To digitize vinyl records and cassette tapes, a cassette deck or a turntable is used—depending on the original format—along with an audio amplifier and a computer. The audio signal from the deck or turntable is transmitted to the computer through the amplifier. Using recording software such as Audacity or Wavepad, the entire playback is captured in a digital file. Depending on the condition of the cassette or record, the resulting file may require additional processing to remove noise and enhance sound quality. Once the audio has been optimized, it is converted into a video file by adding an intro card specifically designed for this type of content. This process is automated through the use of a script and FFmpeg software. Finally, each file is manually extracted, catalogued, and tagged with the relevant information for its inclusion in the corpus.
Each video or audio file in the corpus is assigned a unique code that allows it to be identified based on several criteria: the type of humorous text (mon=monologue; chis=joke; ske=sketch; ven=ventriloquist), speaker characteristics (sex = M/H), generation or age (young=1, adult=2, elderly=3), speaker’s professional category (non-professional=0, professional=1), the province code, and the corresponding number within the corpus. For example, the code 0171-CHI-BARH21 refers to a joke (number 0171 in Humcor) from a male, adult, professional speaker from the province of Barcelona.

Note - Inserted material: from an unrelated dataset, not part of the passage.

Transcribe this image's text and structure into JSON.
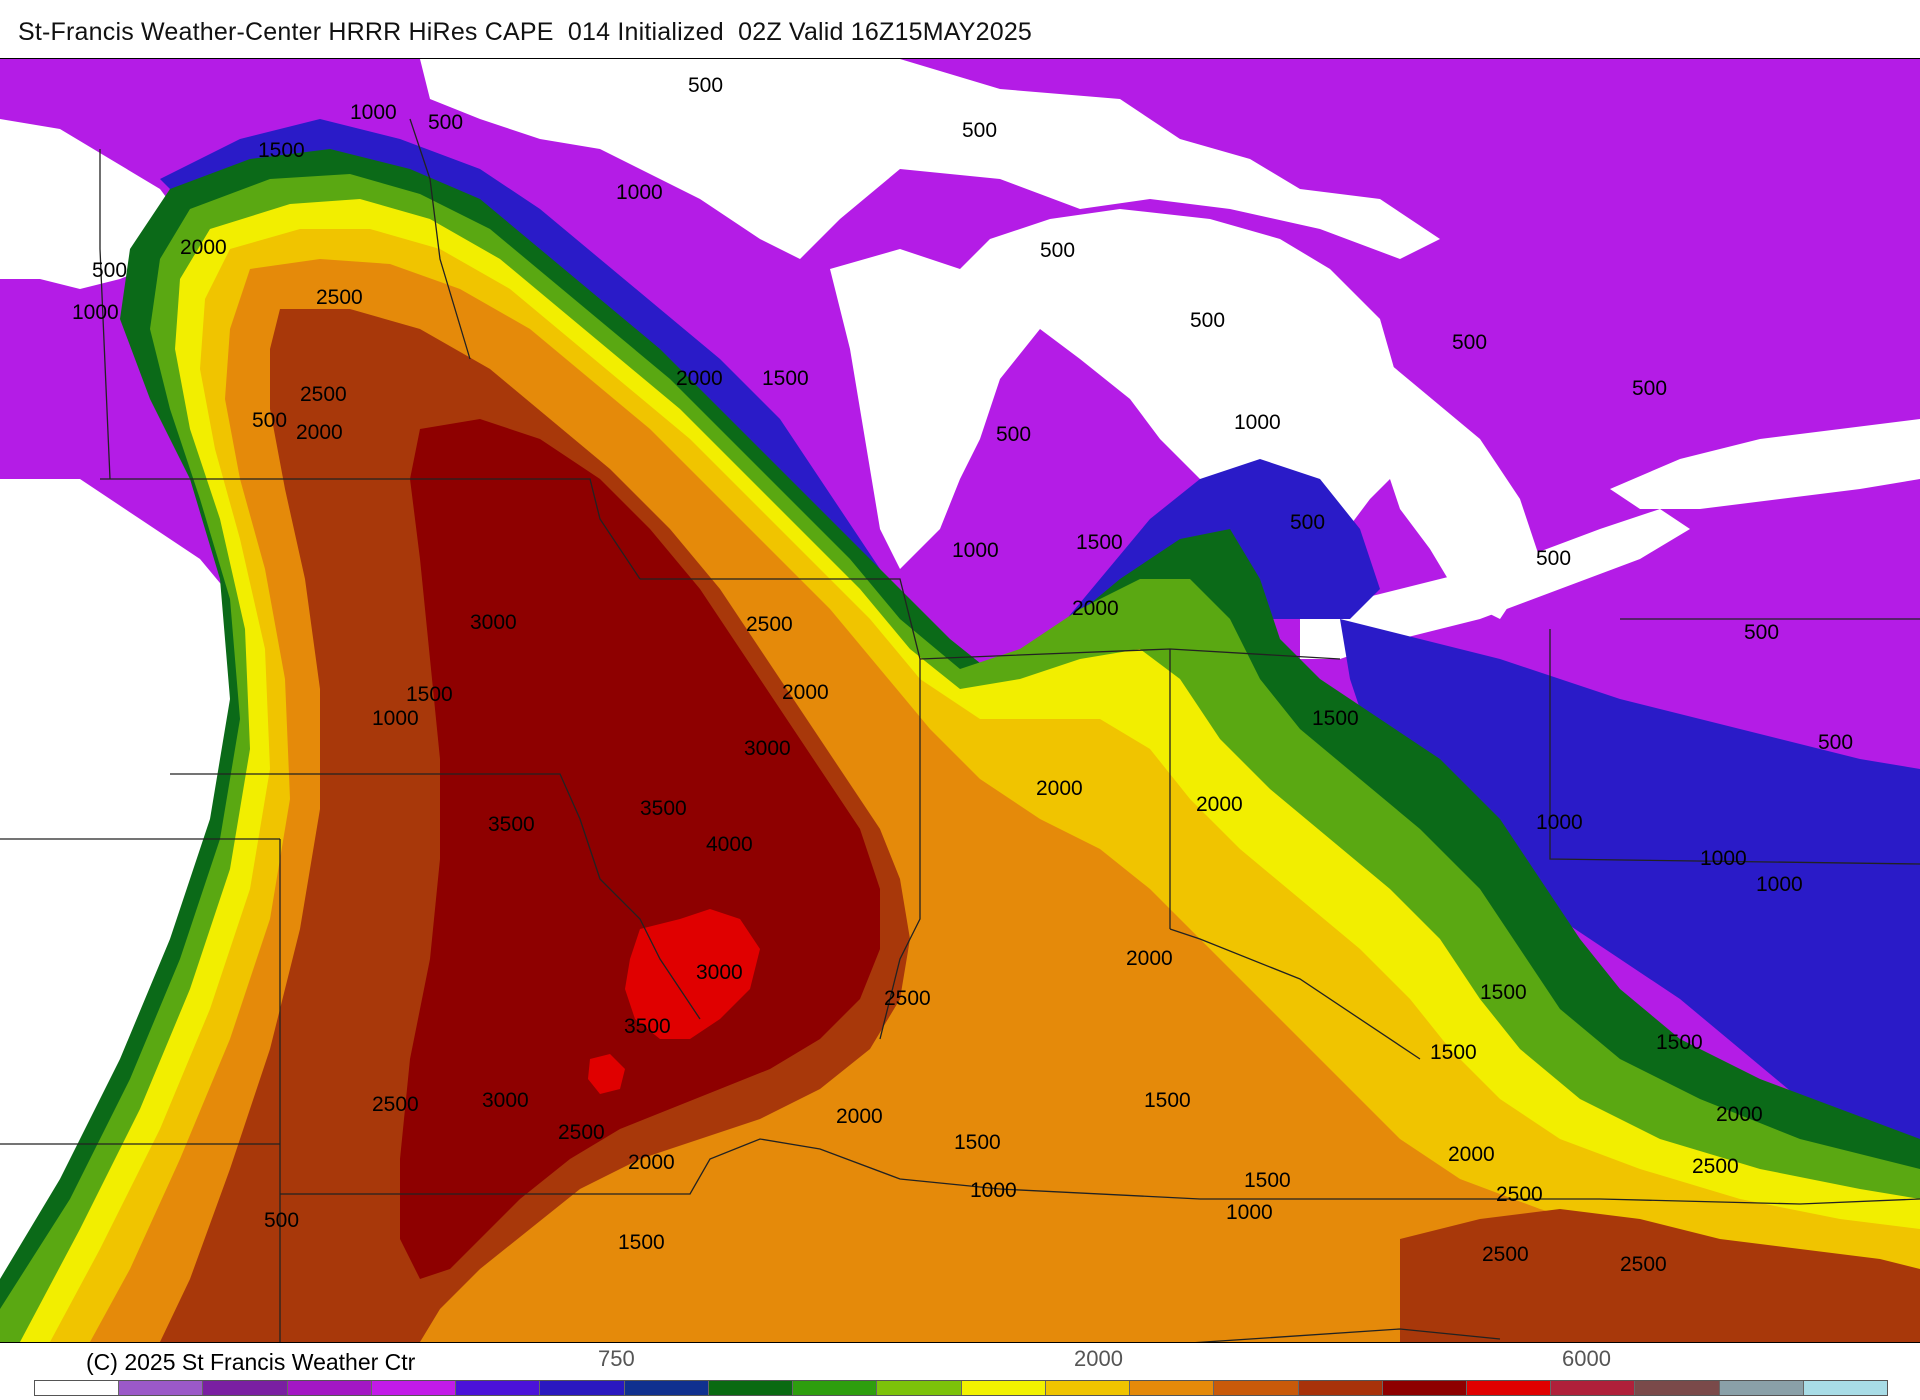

In the transcription of the files, the general rules of Spanish spelling are followed, with the exception of capital letters, which are reserved exclusively for proper names. For encoding, a minimal markup system based on Standard Generalized Markup Language (SGML) is used, following the specifications of the Text Encoding Initiative (TEI). Conventional punctuation marks are not used; instead, specific tags are employed to indicate pauses of varying durations.